If approved, the technology could give weight-loss surgeons a significant new tool.
"A technology like this is dramatically safer than gastric bypass," said Scott Shikora, chief of bariatric surgery at the Tufts-New England Medical Center in Massachusetts, which will take part in the trial for Maestro. Shikora is a paid medical consultant for EnteroMedics.
Bypasses dramatically shrink the space for food and can lead to significant weight loss. But because of the severity and permanence of the procedures, and surgical risks, it's generally reserved for people more threatened by obesity itself, Shikora said.
The Maestro device likely wouldn't produce the same weight loss as gastric bypass, but it could fill a niche somewhere between the limits of drug therapy and the severity of bypass operations, according to Mark Knudson, EnteroMedics's president and chief executive, and also a co-founder. "We think we're positioned really well," he said.
He didn't state a cost for Maestro but said it would likely be priced around the level of other neuromodulation systems, which can be quite expensive. Morgan Stanley analyst Glenn Reicin estimates an average Maestro selling price of $21,000, indicating a theoretical $4.5 billion market of patients suited for the device.
By blocking the vagus nerve signals, Maestro may affect a host of systems to help patients shed weight, as suggested by limited studies thus far outside the United States. Among patents studied, EnteroMedics announced on Jan. 8 that nine device patients followed out to nine months had lost 29.5 percent of their excess weight.
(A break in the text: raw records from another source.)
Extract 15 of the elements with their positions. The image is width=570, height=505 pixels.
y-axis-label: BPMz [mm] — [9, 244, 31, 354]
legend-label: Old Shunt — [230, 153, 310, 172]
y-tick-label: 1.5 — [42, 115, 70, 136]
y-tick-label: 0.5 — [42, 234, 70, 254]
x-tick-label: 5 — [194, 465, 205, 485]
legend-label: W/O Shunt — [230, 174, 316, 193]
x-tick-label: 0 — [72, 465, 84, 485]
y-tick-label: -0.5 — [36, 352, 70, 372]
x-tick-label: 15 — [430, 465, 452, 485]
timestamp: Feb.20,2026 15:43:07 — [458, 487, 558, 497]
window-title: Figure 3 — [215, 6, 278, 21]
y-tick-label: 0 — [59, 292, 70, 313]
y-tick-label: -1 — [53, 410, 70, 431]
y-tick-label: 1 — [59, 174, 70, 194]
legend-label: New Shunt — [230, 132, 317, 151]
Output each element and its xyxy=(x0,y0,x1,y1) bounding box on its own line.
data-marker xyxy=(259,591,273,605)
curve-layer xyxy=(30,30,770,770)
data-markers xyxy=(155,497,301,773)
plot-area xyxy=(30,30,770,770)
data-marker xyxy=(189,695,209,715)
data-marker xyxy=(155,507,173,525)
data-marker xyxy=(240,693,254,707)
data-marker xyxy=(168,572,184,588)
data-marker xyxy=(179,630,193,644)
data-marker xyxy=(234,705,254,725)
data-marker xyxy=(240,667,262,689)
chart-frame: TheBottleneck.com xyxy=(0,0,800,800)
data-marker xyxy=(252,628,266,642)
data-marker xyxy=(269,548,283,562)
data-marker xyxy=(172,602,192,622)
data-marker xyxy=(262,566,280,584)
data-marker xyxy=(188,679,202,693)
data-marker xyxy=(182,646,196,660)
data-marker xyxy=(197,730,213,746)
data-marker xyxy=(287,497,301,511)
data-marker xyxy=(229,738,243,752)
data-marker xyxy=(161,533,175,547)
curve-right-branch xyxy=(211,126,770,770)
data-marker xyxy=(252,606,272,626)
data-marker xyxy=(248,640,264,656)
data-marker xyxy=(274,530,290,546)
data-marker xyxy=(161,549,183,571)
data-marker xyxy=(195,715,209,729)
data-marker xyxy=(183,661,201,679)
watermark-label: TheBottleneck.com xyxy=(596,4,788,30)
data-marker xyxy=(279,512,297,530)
The goal of the big trial for the device, called "Empower," is to reduce excess weight by 25 percent, Knudson said, although he expects a steeper cut. Obesity is diagnosed when a person's body mass index, a mathematical formula measuring weight and height, equals or tops 30. Knudson sees a potential pool of 13 million device candidates in the U.S., made up of people who are significantly over that threshold and may have obesity-related conditions.
Gastric bands that limit food intake are another surgical option for weight loss, are considerably cheaper initially, and are also less invasive than bypass surgery. But Shikora, who had yet to implant a Maestro device as of a recent interview, said he also believes devices could prove a bit safer overall than gastric bands, which can have some complications and require follow-up adjustments that add to their expense.
The version of EnteroMedics's technology being tested requires patients to wear a belt that transmits power and programming to the implanted component, which means patients in the trial will have to dutifully wear the belt to ensure success. The company is working on a fully implantable version, too.
EnteroMedics's recent IPO has generated some coverage and enthusiasm from Wall Street analysts. JPMorgan's Michael Weinstein recently launched EnteroMedics coverage with an outperform rating and a long report, in which he said the company has "a potential breakthrough new therapy for the treatment of obesity."
Morgan Stanley's Reicin launched coverage with an equal-weight rating. He tempered the enthusiasm a bit by noting certain risks, such as the lack of long-term data, the potential for noncompliance due to the trial's belt requirement, and the likelihood EnteroMedics which didn't raise as much as planned in its IPO will need more money as it works its way toward device approval.